Giacomo Matteotti e la rivolta contro la guerra

Gli inviti inascoltati, la denuncia del legame tra conflitto e potere finanziario. Una testimonianza coerente alimentata dall’intenso rapporto con la moglie Velia  
Mussolini e i ministri fascisti sui banchi del Governo alla Camera ANSA / WIKIPEDIA

Nel 1907 Jack London descriveva ne Il Tallone di ferro, testo di formazione popolare per intere generazioni, il fallimento di ogni guerra futura grazie alla disobbedienza di operai e contadini.

La predicazione socialista contro la guerra “tra fratelli” richiamava una radice cristiana diffusa nelle campagne.

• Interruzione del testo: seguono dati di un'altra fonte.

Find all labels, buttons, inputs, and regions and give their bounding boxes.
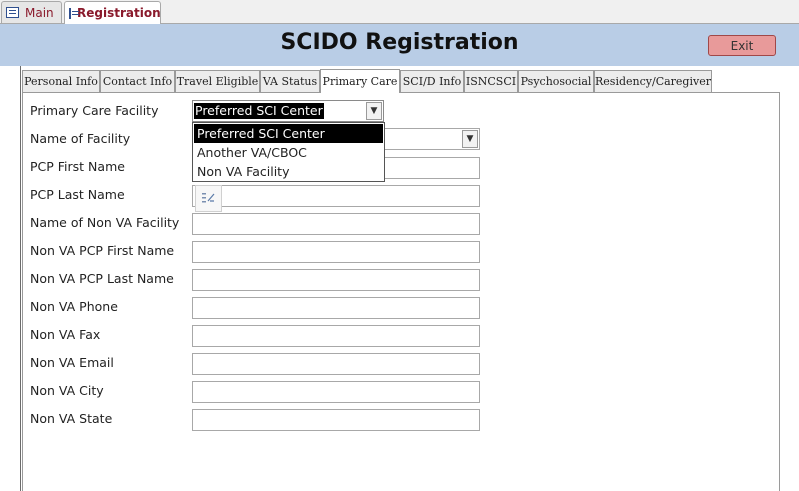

Oppositore della “grande guerra” fu in Italia Guido Miglioli, esponente delle leghe bianche dei contadini cattolici.

Gravi cedimenti, invece, verso il “sacro egoismo” nazionale o l’attesa di un mondo migliore, si riscontrarono non solo tra le élite cattoliche, ma anche tra gli stessi esponenti socialisti, anarchici e repubblicani, in una strana alleanza con nazionalisti, nobili, industriali e grande borghesia.

1924- Giacomo Matteotti parlamentare ANSA/ WIKIPEDIA

Giacomo Matteotti, inviso ai grandi possidenti terrieri, e che pur si definiva “riformista” cioè lontano «dall’idea di poter sostituire di punto in bianco il mondo dei buoni a quello dei cattivi», richiese, invano, alla direzione del suo partito la proclamazione dell’insurrezione contro la guerra.

L’esponente socialista veneto è noto per aver subito il martirio nel 1924, ad opera dei fascisti dei quali aveva denunciato violenze e brogli elettorali, mentre era alla vigilia di un decisivo discorso sulla corruzione del regime e della Corona nelle concessioni petrolifere e nella gestione dei casinò del gioco d’azzardo.

Inviti espliciti al suo assassinio erano già presenti negli anni che precedettero e accompagnarono il primo conflitto mondiale, di cui egli denunciò preventivamente l’inevitabile spirito di rivalsa che avrebbe condotto, in ogni caso, a nuove carneficine.

E quando il trattato di Versailles stabilì condizioni impossibili da rispettare da parte dei vinti, lavorò, come economista, per sostenere le tesi di Keynes intese a ridurre l’insostenibile peso finanziario sulla Germania assieme all’eliminazione dei debiti che i Paesi vittoriosi avevano contratto verso gli Usa e la Gran Bretagna per sostenere lo sforzo bellico.

Questa analisi del legame tra denaro e guerra – si veda la sua richiesta di confisca dei sovrapprofitti di guerra – si accompagnava nel militante laico ad una scelta interiore per la pace testimoniata da una fitta corrispondenza con la sua amata moglie Velia Titta, grande conoscitrice di scritture bibliche, dei padri della Chiesa e del dibattito teologico. Un esempio da seguire da un tempo lontano ma quanto mai attuale.